肾单位丢失会引发对剩余肾单位的代偿性血流动力学和细胞效应。单个肾单位肾小球滤过率和肾小管流速的增加会对肾小管施加更高的流体剪切力(FSS)。在主细胞(PC)培养模型中,FSS可诱导细胞外信号调节激酶(ERK),并且ERK参与跨上皮钠(Na)转运的调节以及细胞增殖。因此,我们推测高肾小管流速和FSS介导孤肾皮质集合管(CCD)中ERK的激活,这调节了氨氯地平敏感的Na转运并影响CCD细胞数量。对全肾蛋白裂解物进行免疫印迹以确定磷酸化ERK(pERK)的表达。接下来,用抗pERK抗体和双花扁豆凝集素(DBA)对假手术和单侧肾切除的小鼠进行染色,以鉴定具有pERK的主细胞。

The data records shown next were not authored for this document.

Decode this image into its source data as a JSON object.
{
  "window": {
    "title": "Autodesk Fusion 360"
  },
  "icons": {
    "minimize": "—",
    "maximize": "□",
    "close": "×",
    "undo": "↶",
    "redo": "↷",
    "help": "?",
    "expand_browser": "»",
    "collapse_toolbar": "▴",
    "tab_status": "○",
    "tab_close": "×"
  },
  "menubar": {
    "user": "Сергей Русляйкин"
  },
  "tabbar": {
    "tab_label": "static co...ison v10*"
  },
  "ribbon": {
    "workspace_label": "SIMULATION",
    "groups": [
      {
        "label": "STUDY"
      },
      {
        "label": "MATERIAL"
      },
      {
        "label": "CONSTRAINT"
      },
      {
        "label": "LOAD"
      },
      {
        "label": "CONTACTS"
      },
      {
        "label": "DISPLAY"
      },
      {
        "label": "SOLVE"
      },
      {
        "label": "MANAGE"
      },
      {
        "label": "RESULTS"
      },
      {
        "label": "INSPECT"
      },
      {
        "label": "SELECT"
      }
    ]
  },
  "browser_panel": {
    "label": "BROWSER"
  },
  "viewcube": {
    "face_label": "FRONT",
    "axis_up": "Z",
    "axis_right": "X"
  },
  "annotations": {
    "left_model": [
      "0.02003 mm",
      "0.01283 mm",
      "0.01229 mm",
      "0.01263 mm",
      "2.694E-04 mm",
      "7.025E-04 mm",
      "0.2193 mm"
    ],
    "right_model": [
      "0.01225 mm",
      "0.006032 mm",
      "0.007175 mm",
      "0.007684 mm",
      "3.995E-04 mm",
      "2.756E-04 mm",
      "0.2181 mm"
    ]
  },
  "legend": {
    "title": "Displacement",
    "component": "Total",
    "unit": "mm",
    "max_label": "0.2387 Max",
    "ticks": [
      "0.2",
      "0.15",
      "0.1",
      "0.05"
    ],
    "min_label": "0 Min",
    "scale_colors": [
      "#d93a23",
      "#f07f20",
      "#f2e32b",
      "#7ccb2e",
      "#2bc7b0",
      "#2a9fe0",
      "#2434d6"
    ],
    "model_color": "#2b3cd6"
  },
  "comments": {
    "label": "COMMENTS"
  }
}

将小鼠主细胞(mpkCCD)在静态、FSS以及添加U0126(一种MEK1/2抑制剂)的FSS条件下培养于半透膜支架上,以测量FSS和ERK抑制对氨氯地平敏感的Na短路电流()的影响。单侧肾切除组肾脏裂解物中pERK的丰度高于假手术组。肾切除小鼠的CCD中细胞总数和pERK阳性主细胞增加(分别为每CCD肾切除组9.3±0.4个细胞与假手术组6.1±0.2个细胞,以及5.1±0.5个细胞与3.6±0.3个细胞,每组n>6,P<0.05)。然而,增殖标志物Ki67在肾切除术后1个月的样本中通过免疫印迹或免疫组织化学检测与假手术组相比并无差异。接下来,静态mpkCCD细胞中氨氯地平敏感的为25.3±1.7μA/cm²(n=21),但在暴露于FSS 24小时后增加至41.4±2.8μA/cm²(n=22;P<0.01),在用U0126处理后恢复至19.1±2.1μA/cm²(n=18,P<0.01)。虽然FSS未改变mpkCCD细胞中α-或γ-ENaC的表达,但γ-ENaC在U0126处理的细胞中减少。总之,肾切除术后全肾尤其是CCD细胞中的pERK增加,但肾切除术后1个月pERK与活跃增殖无关。研究表明高肾小管流速诱导ERK依赖的ENaC钠吸收,可能在肾切除术后的钠平衡中起关键作用。